In order to evaluate the optimal and essential diagnostic test(s) for a correct diagnosis of B19 diseases, 344 consecutive serum samples were tested from 344 patients with clinical suspicion of B19 infection during an epidemic period (early Spring-Autumn 2000). Sera were tested for B19 DNA by a standardized competitive polymerase chain reaction-enzyme-linked immunosorbent assay (PCR-ELISA) and dot-blot hybridization and for specific IgM and IgG by ELISA. Of 344 patients examined, 125 were positive for markers of B19-associated disease: 49 had both B19 DNA and IgM, 50 had B19 DNA without IgM, and 26 had IgM without B19 DNA. After examination of the different patterns of B19 markers as diagnostic tools for B19 infection, IgM determination detected only 60% of B19-documented infections.
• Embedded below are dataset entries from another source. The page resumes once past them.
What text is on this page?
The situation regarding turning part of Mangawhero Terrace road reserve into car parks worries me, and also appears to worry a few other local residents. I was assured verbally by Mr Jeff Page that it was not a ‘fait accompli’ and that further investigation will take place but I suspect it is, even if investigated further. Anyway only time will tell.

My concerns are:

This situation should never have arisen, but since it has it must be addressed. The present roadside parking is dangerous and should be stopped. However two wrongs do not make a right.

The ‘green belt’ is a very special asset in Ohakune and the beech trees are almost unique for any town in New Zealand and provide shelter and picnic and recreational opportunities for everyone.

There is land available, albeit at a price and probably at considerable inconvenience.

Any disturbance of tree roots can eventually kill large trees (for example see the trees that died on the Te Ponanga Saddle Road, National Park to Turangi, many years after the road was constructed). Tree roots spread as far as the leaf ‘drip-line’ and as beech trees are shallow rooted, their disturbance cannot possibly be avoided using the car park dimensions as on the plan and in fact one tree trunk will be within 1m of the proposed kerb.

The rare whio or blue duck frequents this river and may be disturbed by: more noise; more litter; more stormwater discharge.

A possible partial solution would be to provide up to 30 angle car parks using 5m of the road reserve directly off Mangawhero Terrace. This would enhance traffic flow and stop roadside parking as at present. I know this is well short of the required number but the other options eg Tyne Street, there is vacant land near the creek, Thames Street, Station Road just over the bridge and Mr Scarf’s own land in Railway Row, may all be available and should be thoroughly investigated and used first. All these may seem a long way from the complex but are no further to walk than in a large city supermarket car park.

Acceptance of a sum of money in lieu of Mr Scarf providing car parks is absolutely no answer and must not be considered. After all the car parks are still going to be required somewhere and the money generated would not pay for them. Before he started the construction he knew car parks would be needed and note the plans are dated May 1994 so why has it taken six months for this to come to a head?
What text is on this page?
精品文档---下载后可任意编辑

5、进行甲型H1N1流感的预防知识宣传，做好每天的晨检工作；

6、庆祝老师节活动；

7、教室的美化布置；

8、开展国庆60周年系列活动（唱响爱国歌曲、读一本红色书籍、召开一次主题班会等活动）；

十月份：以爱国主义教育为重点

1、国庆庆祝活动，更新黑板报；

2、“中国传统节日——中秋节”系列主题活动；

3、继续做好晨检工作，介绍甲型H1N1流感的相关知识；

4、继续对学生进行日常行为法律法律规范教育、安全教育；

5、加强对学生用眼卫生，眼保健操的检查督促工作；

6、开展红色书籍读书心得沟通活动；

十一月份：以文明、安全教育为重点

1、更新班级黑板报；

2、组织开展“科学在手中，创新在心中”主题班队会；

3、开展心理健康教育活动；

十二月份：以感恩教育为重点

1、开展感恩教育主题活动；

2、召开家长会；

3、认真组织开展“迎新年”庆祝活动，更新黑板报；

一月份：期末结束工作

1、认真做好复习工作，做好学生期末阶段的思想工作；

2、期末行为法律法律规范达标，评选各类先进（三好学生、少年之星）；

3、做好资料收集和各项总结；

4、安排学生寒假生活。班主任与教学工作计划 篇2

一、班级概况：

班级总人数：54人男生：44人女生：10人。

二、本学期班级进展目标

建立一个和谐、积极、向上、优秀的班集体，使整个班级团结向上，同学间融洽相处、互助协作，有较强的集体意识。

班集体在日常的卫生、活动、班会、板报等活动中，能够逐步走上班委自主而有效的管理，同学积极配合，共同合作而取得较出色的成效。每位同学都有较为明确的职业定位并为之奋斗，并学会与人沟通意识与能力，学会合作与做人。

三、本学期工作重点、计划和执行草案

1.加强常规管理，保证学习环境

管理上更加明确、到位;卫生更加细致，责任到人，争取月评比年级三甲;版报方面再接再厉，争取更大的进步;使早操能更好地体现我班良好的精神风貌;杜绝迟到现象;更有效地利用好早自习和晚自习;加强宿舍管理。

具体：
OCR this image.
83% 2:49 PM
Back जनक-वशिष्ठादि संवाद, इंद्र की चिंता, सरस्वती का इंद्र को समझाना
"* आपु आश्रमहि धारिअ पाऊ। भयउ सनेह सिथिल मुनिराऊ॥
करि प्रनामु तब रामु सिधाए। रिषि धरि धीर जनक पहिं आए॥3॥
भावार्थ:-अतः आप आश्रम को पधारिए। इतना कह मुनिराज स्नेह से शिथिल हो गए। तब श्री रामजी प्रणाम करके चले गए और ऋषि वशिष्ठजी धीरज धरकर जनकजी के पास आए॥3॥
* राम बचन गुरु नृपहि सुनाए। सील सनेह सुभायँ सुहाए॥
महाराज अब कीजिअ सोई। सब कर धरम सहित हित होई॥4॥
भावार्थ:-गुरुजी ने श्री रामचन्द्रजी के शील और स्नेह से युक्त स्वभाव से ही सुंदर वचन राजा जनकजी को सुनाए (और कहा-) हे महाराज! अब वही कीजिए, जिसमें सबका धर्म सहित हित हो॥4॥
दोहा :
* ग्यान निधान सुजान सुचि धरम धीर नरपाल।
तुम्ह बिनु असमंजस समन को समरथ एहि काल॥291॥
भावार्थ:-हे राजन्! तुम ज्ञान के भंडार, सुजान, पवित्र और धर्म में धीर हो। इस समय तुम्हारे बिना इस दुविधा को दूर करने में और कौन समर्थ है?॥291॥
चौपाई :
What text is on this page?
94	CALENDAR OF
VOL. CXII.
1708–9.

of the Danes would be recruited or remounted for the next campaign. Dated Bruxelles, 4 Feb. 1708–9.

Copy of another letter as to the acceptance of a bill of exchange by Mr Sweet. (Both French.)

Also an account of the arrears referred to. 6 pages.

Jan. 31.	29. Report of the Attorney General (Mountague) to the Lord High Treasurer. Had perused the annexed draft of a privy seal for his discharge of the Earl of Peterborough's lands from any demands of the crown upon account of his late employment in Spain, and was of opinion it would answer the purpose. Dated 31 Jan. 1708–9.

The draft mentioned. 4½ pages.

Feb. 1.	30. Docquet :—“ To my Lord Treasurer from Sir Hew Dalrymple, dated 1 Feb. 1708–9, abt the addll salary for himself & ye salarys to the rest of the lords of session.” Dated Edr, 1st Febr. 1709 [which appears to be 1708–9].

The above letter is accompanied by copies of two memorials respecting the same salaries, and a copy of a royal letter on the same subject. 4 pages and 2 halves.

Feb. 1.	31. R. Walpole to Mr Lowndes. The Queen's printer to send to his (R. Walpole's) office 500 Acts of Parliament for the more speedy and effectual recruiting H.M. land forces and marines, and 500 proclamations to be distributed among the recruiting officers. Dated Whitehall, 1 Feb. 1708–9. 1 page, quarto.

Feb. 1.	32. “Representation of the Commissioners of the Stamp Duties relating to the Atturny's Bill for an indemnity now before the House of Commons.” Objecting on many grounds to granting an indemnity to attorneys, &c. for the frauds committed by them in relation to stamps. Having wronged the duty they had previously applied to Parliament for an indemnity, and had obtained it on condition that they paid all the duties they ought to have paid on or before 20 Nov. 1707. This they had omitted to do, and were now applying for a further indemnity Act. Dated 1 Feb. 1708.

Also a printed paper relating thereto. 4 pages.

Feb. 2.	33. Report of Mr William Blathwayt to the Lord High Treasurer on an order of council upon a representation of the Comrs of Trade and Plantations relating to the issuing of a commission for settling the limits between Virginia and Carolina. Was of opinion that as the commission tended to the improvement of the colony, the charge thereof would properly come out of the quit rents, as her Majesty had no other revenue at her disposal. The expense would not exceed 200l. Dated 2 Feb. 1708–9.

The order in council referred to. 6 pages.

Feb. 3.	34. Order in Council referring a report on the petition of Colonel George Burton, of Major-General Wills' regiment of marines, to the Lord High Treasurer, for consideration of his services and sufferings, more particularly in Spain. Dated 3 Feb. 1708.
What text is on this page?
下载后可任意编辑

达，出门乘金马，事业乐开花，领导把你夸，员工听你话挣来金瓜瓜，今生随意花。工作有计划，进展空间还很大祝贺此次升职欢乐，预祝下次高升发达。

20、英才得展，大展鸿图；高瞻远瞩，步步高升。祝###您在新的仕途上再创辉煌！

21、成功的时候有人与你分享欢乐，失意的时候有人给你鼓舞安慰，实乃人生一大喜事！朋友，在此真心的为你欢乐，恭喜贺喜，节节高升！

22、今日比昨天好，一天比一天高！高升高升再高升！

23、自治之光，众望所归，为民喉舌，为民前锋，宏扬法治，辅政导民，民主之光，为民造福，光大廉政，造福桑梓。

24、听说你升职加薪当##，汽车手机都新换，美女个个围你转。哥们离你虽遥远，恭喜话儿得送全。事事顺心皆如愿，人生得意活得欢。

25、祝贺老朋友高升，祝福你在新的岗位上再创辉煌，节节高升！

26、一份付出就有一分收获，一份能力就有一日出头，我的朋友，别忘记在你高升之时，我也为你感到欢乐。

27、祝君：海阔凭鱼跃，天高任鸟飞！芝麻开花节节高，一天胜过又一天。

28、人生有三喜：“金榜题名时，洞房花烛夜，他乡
IgM tests were nevertheless fundamental, as they were the unique diagnostic marker in 20.8% of documented infections (26 of 125 patients), in the diagnosis of recent, but still symptomatic infections when B19 DNA was no longer detectable. The determination of B19 DNA with PCR permitted detection of 79.2% of infections and therefore represented an essential test. PCR was fundamental for the diagnosis of B19 disease, as the unique diagnostic marker in 32% of documented infections (50 of 125 patients), both in acute infections at the onset of symptoms before the appearance of immunological response, and during the course of persistent B19 infections in which IgM had cleared. The contemporaneous determination of B19 DNA by PCR and specific IgM appears to be the most appropriate diagnostic protocol for the correct laboratory diagnosis of B19 infection.